Vendors with data-processing expertise for the first time could package, deliver, monitor and maintain a managed service, a data-plane which runs within the company’s Kubernetes environment. All company data could reside within — and never leave — the managed data-plane. On top of this, the vendor is able to provide all of the upsides of typical cloud-managed SaaS as an external service run by the vendor. Companies would still be able to enjoy fancy UI and consolidated management as the control plane pairs with the customer-installed data-plane, allowing for a nearly identical customer experience as current industry standards.
The benefits of using this Kubernetes-fueled approach to create a managed data-plane are multifold:
- Cost and time Instead of paying for expensive and time consuming data transfers outside of your infrastructure to a third party, process it where it sits. Data transfer is routinely the biggest ticket item in cloud bills.
- Privacy and security All data resides within a company’s infrastructure and never leaves. The enterprise will be able to rest at ease knowing that it has full control over the security and privacy of its data.
- Engineering time Instead of needing to become experts in operating complex, distributed processing engines, outsourcing to an expert is now possible.
- Infrastructure agnostic Solutions built in this manner will work regardless of infrastructure in both hosted and cloud environments.
Furthermore, Kubernetes opens new possibilities to work with low latency applications that exist on your infrastructure. Imagine being able to plug new services (that provide managed machine learning, reporting or analytics) that happen immediately without the expense of transferring over the internet. Testing out vendors becomes simple and painless.
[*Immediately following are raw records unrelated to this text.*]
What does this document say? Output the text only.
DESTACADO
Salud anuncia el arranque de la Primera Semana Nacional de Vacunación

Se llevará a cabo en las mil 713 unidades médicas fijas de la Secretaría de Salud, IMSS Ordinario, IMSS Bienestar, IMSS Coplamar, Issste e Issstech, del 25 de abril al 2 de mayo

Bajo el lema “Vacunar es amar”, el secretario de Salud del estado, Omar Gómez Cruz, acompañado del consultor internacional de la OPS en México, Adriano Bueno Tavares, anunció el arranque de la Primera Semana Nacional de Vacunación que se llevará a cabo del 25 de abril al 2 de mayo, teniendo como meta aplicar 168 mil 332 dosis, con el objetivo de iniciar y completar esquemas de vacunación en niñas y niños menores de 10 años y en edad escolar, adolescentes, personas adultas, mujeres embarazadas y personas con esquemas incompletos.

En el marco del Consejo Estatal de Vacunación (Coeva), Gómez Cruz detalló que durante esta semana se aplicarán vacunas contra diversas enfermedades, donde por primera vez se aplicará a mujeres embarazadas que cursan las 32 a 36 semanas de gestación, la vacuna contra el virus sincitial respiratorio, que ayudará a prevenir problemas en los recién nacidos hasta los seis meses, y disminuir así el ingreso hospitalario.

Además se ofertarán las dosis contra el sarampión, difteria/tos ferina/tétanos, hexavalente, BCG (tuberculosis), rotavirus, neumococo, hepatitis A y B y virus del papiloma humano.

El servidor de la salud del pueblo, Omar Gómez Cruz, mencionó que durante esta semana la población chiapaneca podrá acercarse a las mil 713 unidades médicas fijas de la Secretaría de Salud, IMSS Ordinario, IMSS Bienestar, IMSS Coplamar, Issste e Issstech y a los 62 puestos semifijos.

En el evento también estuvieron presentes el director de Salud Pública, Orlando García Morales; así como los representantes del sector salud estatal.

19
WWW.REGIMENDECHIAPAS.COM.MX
There are challenges with the approach. For vendors, this operating model requires thoughtful approaches to application instrumentation and consolidated monitoring. Rather than having one or a few vendor-hosted multi-tenant environments to manage, the vendor must have scalable processes to manage and monitor thousands of external customer data-planes. All good paradigm shifts have some complexity to work through.
Undoubtedly, the next generation of tech infrastructure vendors will leverage tools like Kubernetes to build technologies which can be used by the biggest enterprise out there without operational or business risk. The only real question is which industries and vendors will move first to enable this new paradigm. Estuary is committed to invoking these design principles for privacy, security and customer confidence.